The ANA’s Code of Ethics for Nurses provides ethical guidelines that are clearly applicable to this practice setting. Some of the mandates include:
1. Provide care based on need, without regard for bias or prejudice (Provision 1)
2. Take “appropriate action” when unethical situations place patient rights in jeopardy (Provision 3)
3. Be accountable for one’s own nursing practice and take actions consistent with the obligation to protect health and provide optimal care (Provision 4)
4. Be responsible for establishing, maintaining and improving the ethical environment of one’s work setting (Provision 6)
5. Protect human rights, promote health diplomacy and reduce health disparities (Provision 8)
6. Integrate principles of social justice into nursing and health policy (Provision 9)

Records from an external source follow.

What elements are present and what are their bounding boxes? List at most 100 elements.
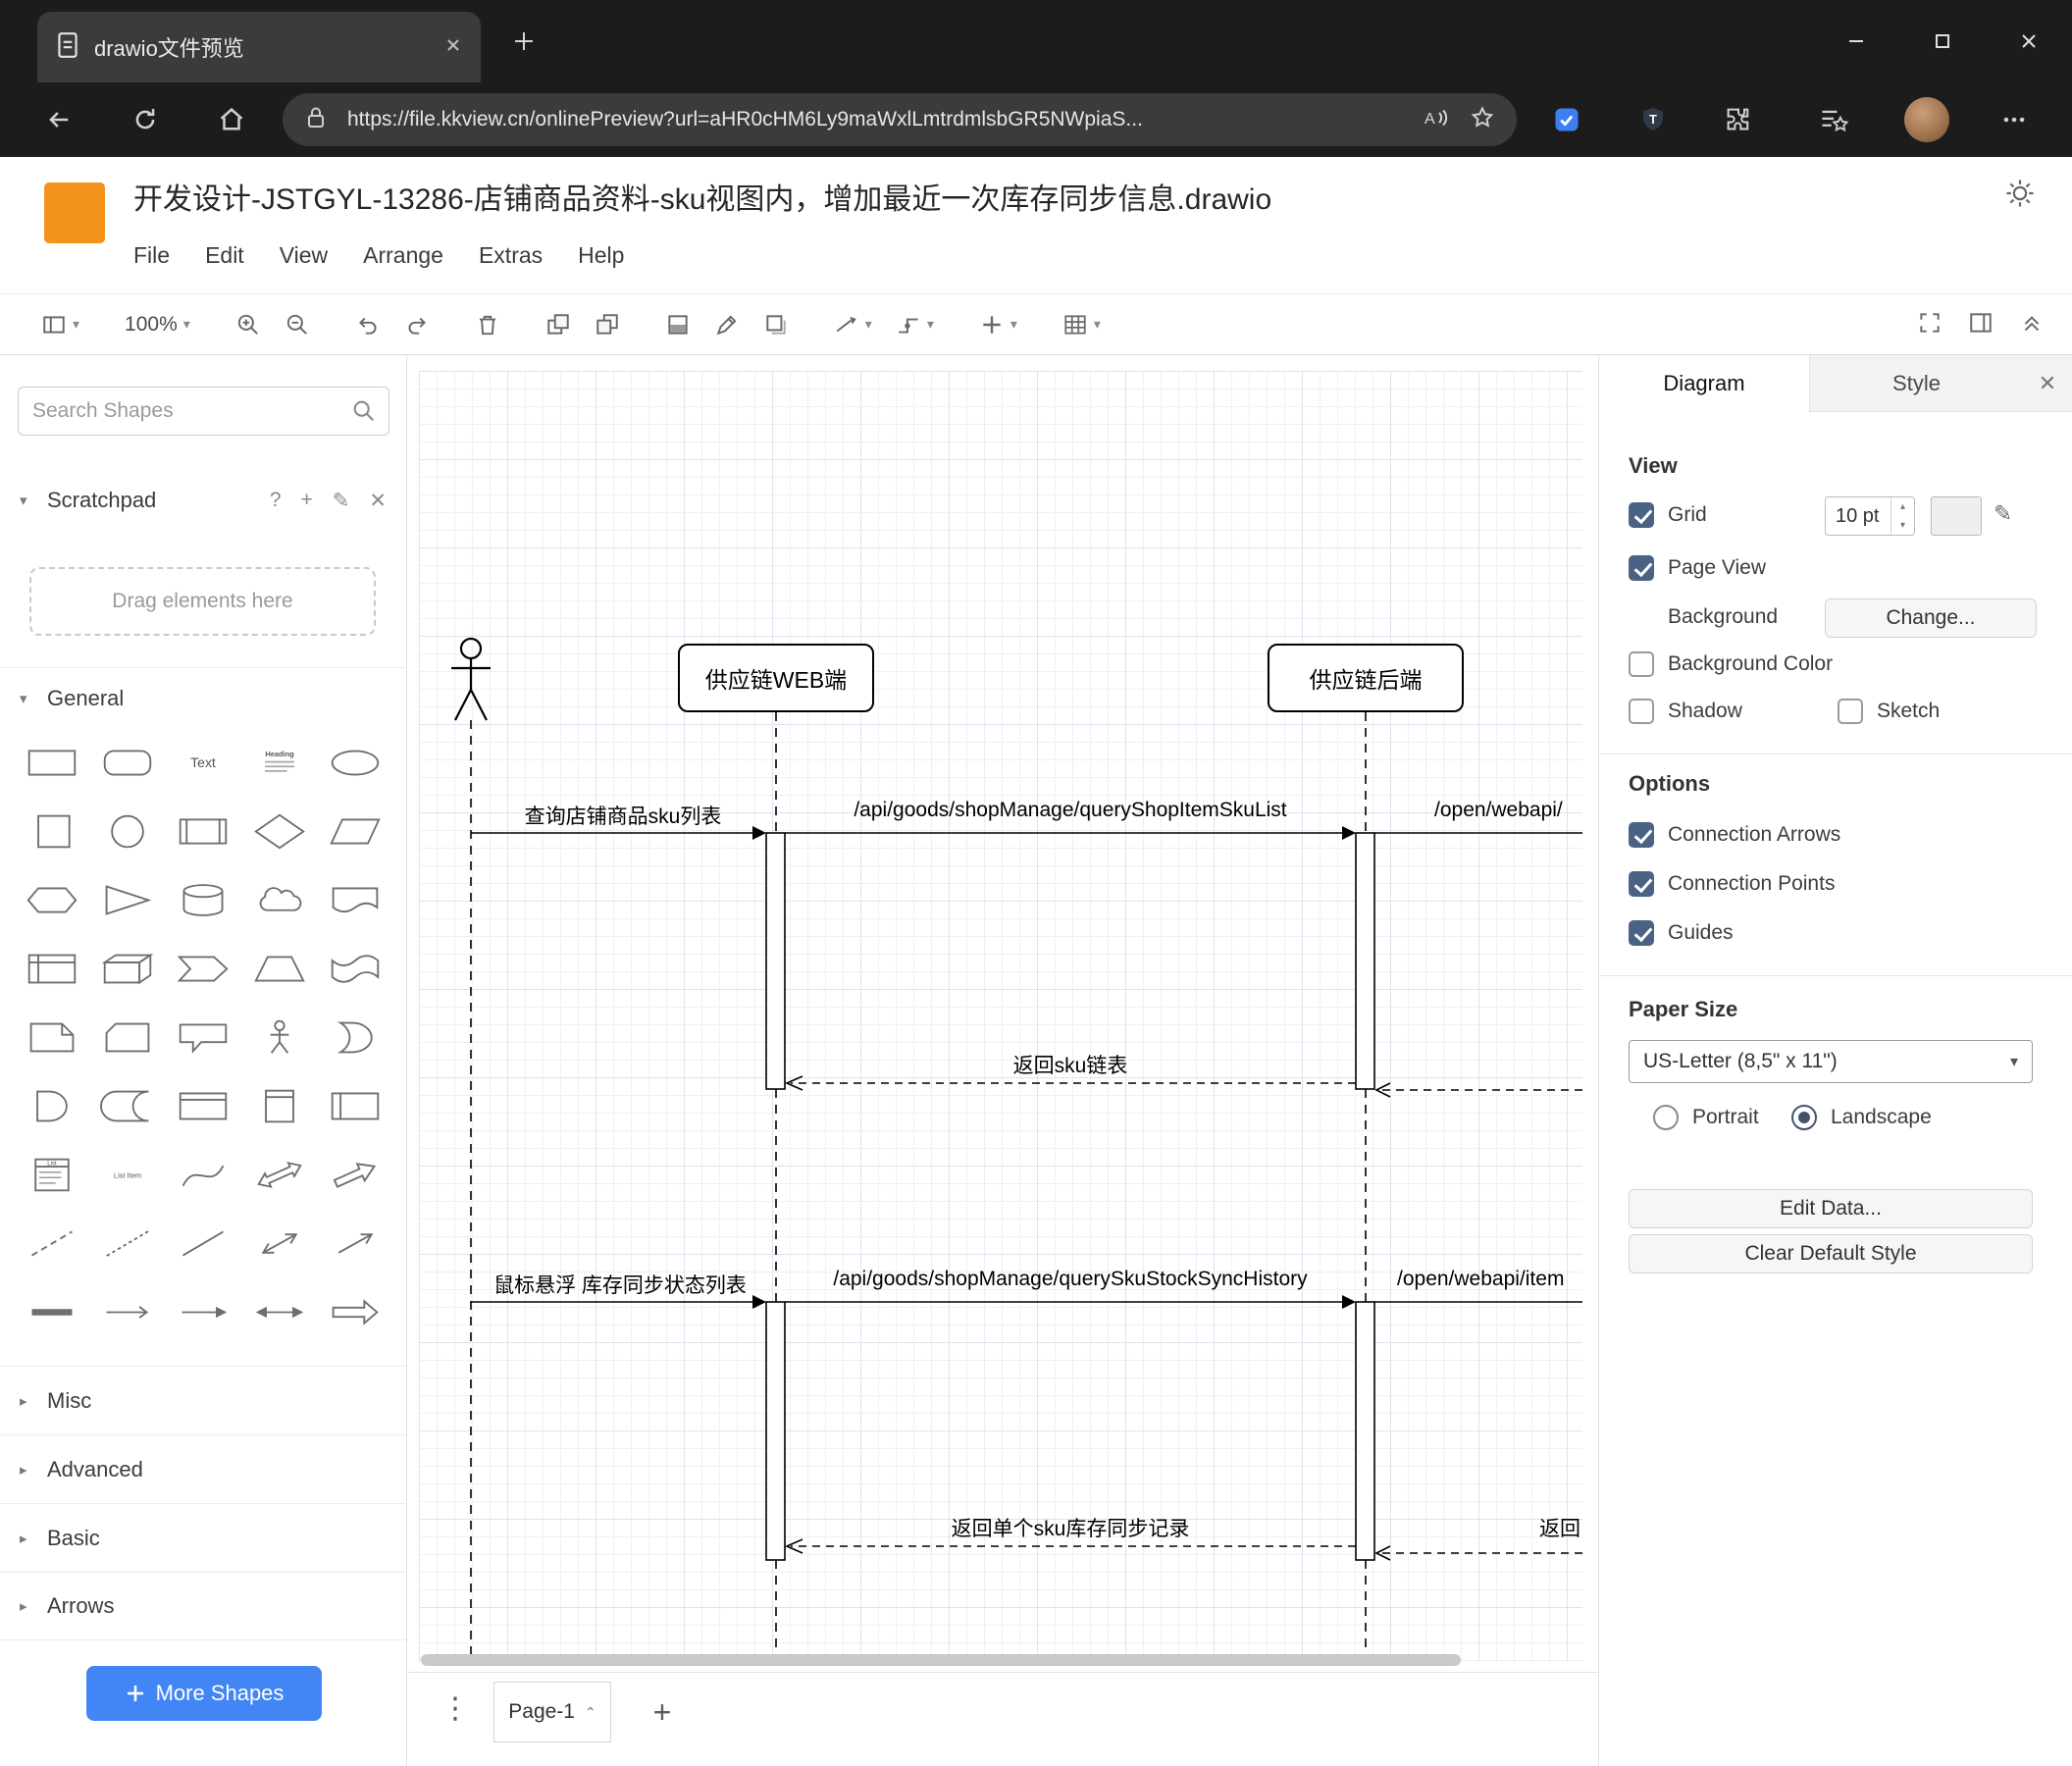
- to-front-button[interactable]: [545, 312, 571, 338]
- format-panel-toggle-button[interactable]: [1968, 310, 1994, 340]
- shape-callout[interactable]: [171, 1010, 235, 1065]
- shape-actor[interactable]: [247, 1010, 312, 1065]
- menu-edit[interactable]: Edit: [205, 242, 244, 269]
- shape-text[interactable]: Text: [171, 735, 235, 790]
- menu-file[interactable]: File: [133, 242, 170, 269]
- page-view-checkbox[interactable]: [1629, 555, 1654, 581]
- profile-avatar[interactable]: [1904, 97, 1949, 142]
- shape-arrow-both[interactable]: [247, 1284, 312, 1339]
- panel-close-icon[interactable]: ✕: [2023, 355, 2072, 412]
- shape-step[interactable]: [171, 941, 235, 996]
- tab-close-icon[interactable]: [443, 35, 463, 60]
- shape-arrow-right[interactable]: [171, 1284, 235, 1339]
- shape-horizontal-pool[interactable]: [323, 1078, 388, 1133]
- shape-list-item[interactable]: List Item: [95, 1147, 160, 1202]
- shape-cloud[interactable]: [247, 872, 312, 927]
- sidebar-section-misc[interactable]: ▸ Misc: [0, 1366, 406, 1434]
- shape-rounded-rectangle[interactable]: [95, 735, 160, 790]
- window-close-button[interactable]: [1986, 0, 2072, 82]
- shape-document[interactable]: [323, 872, 388, 927]
- menu-arrange[interactable]: Arrange: [363, 242, 443, 269]
- browser-tab[interactable]: drawio文件预览: [37, 12, 481, 82]
- edit-grid-color-icon[interactable]: ✎: [1994, 500, 2012, 527]
- message-label[interactable]: /open/webapi/item: [1397, 1268, 1564, 1291]
- favorites-list-icon[interactable]: [1811, 97, 1856, 142]
- lifeline-box-backend[interactable]: 供应链后端: [1268, 644, 1464, 712]
- shape-process[interactable]: [171, 804, 235, 858]
- shadow-button[interactable]: [763, 312, 789, 338]
- shield-extension-icon[interactable]: T: [1631, 97, 1676, 142]
- shape-line[interactable]: [171, 1216, 235, 1271]
- home-button[interactable]: [210, 98, 253, 141]
- shape-note[interactable]: [20, 1010, 84, 1065]
- message-label[interactable]: 查询店铺商品sku列表: [525, 801, 722, 830]
- shape-container[interactable]: [171, 1078, 235, 1133]
- shape-arrow-right-thin[interactable]: [95, 1284, 160, 1339]
- grid-size-input[interactable]: 10 pt ▴ ▾: [1825, 496, 1915, 536]
- guides-checkbox[interactable]: [1629, 920, 1654, 946]
- shape-triangle[interactable]: [95, 872, 160, 927]
- new-tab-button[interactable]: [502, 20, 545, 63]
- shape-data-storage[interactable]: [95, 1078, 160, 1133]
- grid-color-swatch[interactable]: [1931, 496, 1982, 536]
- view-selector-button[interactable]: ▾: [41, 312, 79, 338]
- extensions-puzzle-icon[interactable]: [1716, 97, 1761, 142]
- landscape-radio[interactable]: [1791, 1105, 1817, 1130]
- shape-and[interactable]: [20, 1078, 84, 1133]
- shadow-checkbox[interactable]: [1629, 699, 1654, 724]
- shape-trapezoid[interactable]: [247, 941, 312, 996]
- connection-arrows-checkbox[interactable]: [1629, 822, 1654, 848]
- search-shapes-input[interactable]: [18, 387, 389, 436]
- browser-menu-icon[interactable]: [1992, 97, 2037, 142]
- sketch-checkbox[interactable]: [1838, 699, 1863, 724]
- diagram-page[interactable]: 供应链WEB端 供应链后端 查询店铺商品sku列表 /api/goods/sho…: [419, 371, 1582, 1662]
- message-label[interactable]: 返回sku链表: [1013, 1050, 1128, 1079]
- theme-toggle-icon[interactable]: [1997, 171, 2043, 216]
- background-color-checkbox[interactable]: [1629, 651, 1654, 677]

Legally, state nurse practice acts and rules require similar guidelines. Although they vary from state to state, some examples of similarities include:
1. Report unsafe or unethical healthcare practices or conditions to appropriate authorities
2. Advocate for patients
3. Practice in an ethical and professional manner
4. Be accountable for one’s own nursing actions
5. Maintain safe and effective nursing care
If you are practicing in correctional care, how is your facility managing inmates with HIV? How could you effect any changes needed?
For those of you who do not practice in a jail or prison setting, what suggestions would you identify to provide better care for HIV inmates?
NOTE: Nancy Brent’s posts are designed for educational purposes and are not to be taken as specific legal or other advice.